Time-resolved Raman spectroscopy study of rapid compressed silicon and its potential as a Raman pressure scale in a dynamic diamond anvil cell

Abstract

The nature of the nonequilibrium states of materials upon rapid compression/decompression processes in the intermediate regime, between static and shock compression, is an emerging field of high pressure research. Rapid compression experiments were performed to examine the structural response of silicon (Si) up to 11 GPa and over compression rates ranging from 0.011 to 0.325 GPa/s, using a piezo-driven dynamic diamond anvil cell (dDAC) coupled with time-resolved Raman spectroscopy.

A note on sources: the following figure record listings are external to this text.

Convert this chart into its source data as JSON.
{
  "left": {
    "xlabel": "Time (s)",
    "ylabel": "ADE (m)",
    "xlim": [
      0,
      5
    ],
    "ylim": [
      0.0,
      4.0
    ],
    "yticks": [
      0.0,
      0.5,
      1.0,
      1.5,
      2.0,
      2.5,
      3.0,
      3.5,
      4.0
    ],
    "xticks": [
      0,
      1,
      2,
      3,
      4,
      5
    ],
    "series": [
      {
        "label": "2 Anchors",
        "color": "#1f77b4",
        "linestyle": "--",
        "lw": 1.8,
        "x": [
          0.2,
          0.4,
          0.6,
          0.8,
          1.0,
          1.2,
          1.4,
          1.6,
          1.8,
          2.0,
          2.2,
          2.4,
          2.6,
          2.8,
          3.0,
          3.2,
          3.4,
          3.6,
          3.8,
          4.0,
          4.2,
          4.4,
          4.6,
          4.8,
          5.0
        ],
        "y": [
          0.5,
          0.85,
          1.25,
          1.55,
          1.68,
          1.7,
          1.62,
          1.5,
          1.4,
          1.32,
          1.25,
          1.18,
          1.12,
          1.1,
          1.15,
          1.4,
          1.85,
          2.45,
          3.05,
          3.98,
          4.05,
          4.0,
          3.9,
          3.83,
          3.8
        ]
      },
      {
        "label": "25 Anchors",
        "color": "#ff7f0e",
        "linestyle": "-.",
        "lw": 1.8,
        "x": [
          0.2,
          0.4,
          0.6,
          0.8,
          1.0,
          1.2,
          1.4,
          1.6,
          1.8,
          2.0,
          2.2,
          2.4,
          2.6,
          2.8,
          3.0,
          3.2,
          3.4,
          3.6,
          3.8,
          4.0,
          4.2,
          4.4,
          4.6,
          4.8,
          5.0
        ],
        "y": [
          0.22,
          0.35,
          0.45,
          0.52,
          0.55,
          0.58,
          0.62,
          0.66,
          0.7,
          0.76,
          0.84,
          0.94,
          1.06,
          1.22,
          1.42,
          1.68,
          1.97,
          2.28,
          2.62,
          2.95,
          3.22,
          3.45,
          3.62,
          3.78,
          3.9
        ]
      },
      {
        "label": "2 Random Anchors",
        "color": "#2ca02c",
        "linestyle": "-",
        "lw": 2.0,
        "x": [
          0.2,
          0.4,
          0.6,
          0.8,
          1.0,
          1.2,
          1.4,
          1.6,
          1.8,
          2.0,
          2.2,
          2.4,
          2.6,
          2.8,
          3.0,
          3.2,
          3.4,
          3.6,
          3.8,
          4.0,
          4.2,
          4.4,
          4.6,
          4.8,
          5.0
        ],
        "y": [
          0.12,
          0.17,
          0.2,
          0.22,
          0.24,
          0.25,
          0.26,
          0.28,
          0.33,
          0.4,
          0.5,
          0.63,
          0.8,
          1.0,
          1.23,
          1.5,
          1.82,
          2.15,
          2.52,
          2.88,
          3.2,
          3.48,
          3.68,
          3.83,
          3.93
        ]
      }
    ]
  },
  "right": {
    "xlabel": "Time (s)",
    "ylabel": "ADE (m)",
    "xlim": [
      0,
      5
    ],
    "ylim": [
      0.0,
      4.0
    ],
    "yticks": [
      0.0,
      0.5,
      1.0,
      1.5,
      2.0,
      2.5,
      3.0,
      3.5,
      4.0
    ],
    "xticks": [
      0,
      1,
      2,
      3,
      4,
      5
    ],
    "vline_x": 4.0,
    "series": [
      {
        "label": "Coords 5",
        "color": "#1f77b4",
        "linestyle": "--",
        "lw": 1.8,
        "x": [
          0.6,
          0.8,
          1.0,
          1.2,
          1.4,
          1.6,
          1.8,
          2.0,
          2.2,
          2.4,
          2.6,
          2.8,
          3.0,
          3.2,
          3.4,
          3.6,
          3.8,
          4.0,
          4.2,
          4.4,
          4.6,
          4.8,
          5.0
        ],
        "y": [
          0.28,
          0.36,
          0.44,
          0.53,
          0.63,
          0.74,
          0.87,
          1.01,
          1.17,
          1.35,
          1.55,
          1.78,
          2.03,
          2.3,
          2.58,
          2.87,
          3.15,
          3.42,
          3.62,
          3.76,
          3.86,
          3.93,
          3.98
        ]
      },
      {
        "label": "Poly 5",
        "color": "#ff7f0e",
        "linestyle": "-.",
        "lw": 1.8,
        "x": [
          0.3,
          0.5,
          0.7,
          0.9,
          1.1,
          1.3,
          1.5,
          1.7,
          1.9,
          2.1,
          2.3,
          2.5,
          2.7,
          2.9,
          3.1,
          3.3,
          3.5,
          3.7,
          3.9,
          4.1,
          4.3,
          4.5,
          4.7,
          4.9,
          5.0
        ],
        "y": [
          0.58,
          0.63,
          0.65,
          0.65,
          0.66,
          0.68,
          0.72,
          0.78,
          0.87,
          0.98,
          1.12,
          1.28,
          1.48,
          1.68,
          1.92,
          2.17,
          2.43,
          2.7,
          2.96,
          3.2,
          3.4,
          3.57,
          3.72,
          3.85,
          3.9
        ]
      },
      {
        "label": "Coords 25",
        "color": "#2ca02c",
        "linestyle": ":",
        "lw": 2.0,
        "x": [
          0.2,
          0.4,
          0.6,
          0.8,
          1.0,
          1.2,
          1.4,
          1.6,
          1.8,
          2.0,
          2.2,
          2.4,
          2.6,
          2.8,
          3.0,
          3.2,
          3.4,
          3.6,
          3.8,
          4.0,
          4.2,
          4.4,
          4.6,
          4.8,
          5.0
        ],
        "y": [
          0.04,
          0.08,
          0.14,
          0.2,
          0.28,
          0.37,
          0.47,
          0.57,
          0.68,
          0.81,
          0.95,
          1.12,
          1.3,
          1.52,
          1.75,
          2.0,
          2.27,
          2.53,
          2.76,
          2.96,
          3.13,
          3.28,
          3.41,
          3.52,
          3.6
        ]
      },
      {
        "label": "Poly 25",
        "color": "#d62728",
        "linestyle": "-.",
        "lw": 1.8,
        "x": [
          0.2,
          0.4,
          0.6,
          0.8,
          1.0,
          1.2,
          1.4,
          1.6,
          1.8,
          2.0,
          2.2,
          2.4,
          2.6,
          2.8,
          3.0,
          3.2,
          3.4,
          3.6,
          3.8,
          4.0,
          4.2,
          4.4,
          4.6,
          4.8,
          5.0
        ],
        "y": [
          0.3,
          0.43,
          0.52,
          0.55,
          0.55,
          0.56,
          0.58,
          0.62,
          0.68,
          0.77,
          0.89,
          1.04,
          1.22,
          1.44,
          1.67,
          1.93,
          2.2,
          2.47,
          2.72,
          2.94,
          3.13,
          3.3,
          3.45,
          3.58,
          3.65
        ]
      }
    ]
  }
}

The observed structural stability and the remarkable consistency in the pressure-dependent Raman shift of the diamond cubic Si (Si-I) showed its high potential as a Raman pressure scale for compression rate below 0.325 GPa/s. The validity of the derived Si scale was verified by in situ continuously monitoring pressure of two rapid compressed samples, that is, gypsum and ZnO. Results indicated that pressures determined using Si were in good agreement with those estimated from the ruby scale. Success in pressure calibration with Si, during time-resolved Raman spectroscopy measurements of material under rapid compression using a dDAC, will greatly simplify the required hardware system in home-laboratory and may also help in reaching a higher signal-to-noise in Raman measurement on a short time scale.